EDITO HERVE REBILLON

EDITO de Hervé Rébillon : les transporteurs rêvent de mettre des ailes à leurs camions

Il y a, dans l’économie contemporaine, des asymétries qui interrogent. Celle qui oppose le transport aérien au transport routier en est une illustration frappante. À première vue, ces deux secteurs partagent une même vulnérabilité : leur dépendance aux carburants fossiles et aux soubresauts géopolitiques qui en dictent les prix. Pourtant, dans les faits, ils ne jouent pas avec les mêmes règles et surtout, pas avec les mêmes marges de manœuvre.

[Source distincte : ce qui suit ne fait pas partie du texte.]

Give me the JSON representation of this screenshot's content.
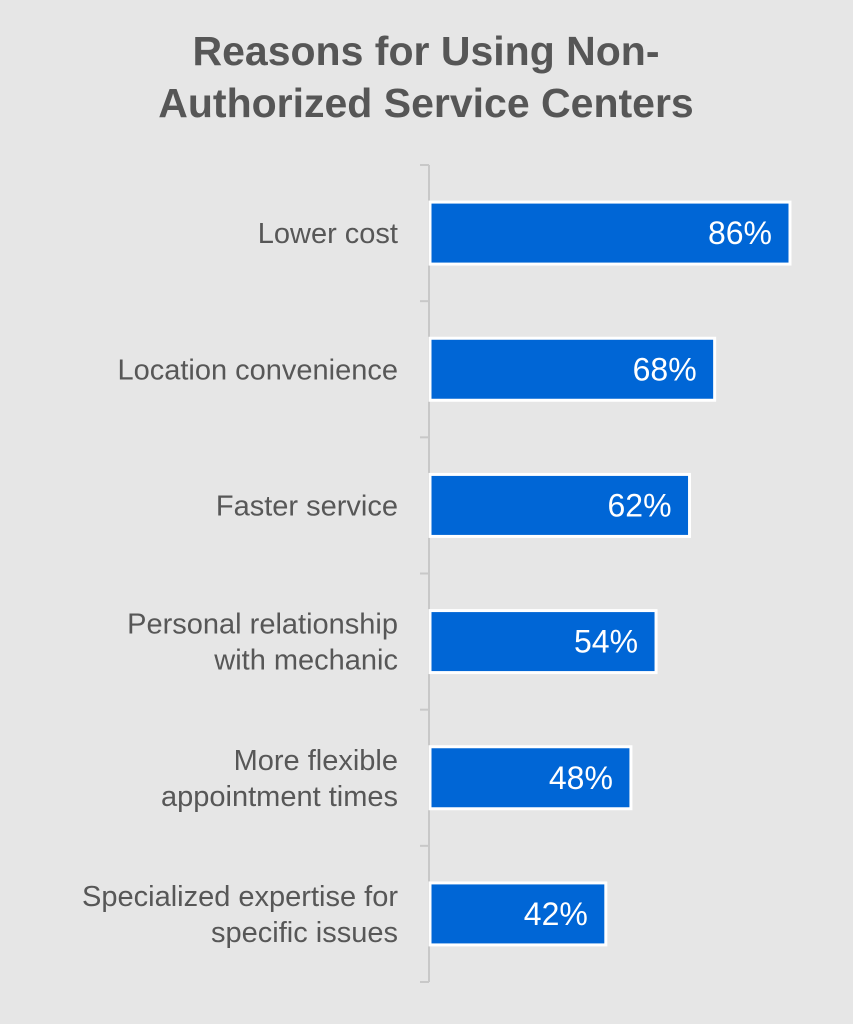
{
  "chart_data": {
    "type": "bar",
    "orientation": "horizontal",
    "title": [
      "Reasons for Using Non-",
      "Authorized Service Centers"
    ],
    "categories": [
      [
        "Lower cost"
      ],
      [
        "Location convenience"
      ],
      [
        "Faster service"
      ],
      [
        "Personal relationship",
        "with mechanic"
      ],
      [
        "More flexible",
        "appointment times"
      ],
      [
        "Specialized expertise for",
        "specific issues"
      ]
    ],
    "values": [
      86,
      68,
      62,
      54,
      48,
      42
    ],
    "value_labels": [
      "86%",
      "68%",
      "62%",
      "54%",
      "48%",
      "42%"
    ],
    "unit": "%",
    "xlim": [
      0,
      100
    ],
    "grid": false,
    "legend": "none",
    "colors": {
      "bar": "#0066d6",
      "bar_outline": "#ffffff",
      "background": "#e6e6e6",
      "text": "#575757",
      "axis": "#c8c8c8"
    }
  }
}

Quand le prix du kérosène grimpe, les compagnies aériennes n’hésitent pas. Elles ajustent immédiatement leurs tarifs, appliquent des surcharges, et les billets suivent la courbe ascendante sans véritable résistance. Jusqu’à +18 % : une hausse absorbée, sinon acceptée, par le marché. Ce mécanisme est ancien, presque institutionnalisé. Le client paie, et l’équilibre économique est préservé.

Face à cela, le transport routier apparaît comme le parent pauvre. Lui aussi subit de plein fouet la hausse du gazole. Lui aussi dépend largement d’importations. Mais contrairement à l’aérien, il se heurte à une réalité commerciale bien plus rigide : l’impossibilité, ou du moins la difficulté chronique, de répercuter ces hausses sur ses clients, les chargeurs. Résultat : les marges s’érodent, la pression s’accumule, et le secteur encaisse.

Cette différence de traitement ne tient pas seulement à des logiques économiques. Elle révèle un déséquilibre structurel dans la chaîne de valeur. Le transport routier est perçu comme une commodité, un maillon invisible, interchangeable, là où l’aérien conserve une dimension de service différencié, presque premium. Pourtant, sans les camions, pas de rayons remplis, pas de flux tendu, pas d’économie du quotidien.

L’écart devient presque caricatural lorsqu’on observe les pratiques opérationnelles. Une compagnie aérienne peut annoncer l’annulation de centaines de vols pour ajuster son activité et le marché s’adapte. Imaginer un transporteur routier faire de même relève de la fiction : supprimer des livraisons, c’est désorganiser immédiatement l’approvisionnement, pénaliser distributeurs et consommateurs, et fragiliser toute une chaîne logistique.

Ce contraste met en lumière une forme d’injustice silencieuse. Le transport routier porte une responsabilité systémique sans bénéficier des leviers économiques correspondants. Il est à la fois indispensable et contraint, central mais sous-valorisé.

Alors oui, dans ce contexte, on comprend mieux cette formule presque ironique : les transporteurs rêvent de mettre des ailes à leurs camions. Non pas pour quitter la route, mais pour accéder, enfin, à la même liberté tarifaire et stratégique que leurs homologues du ciel.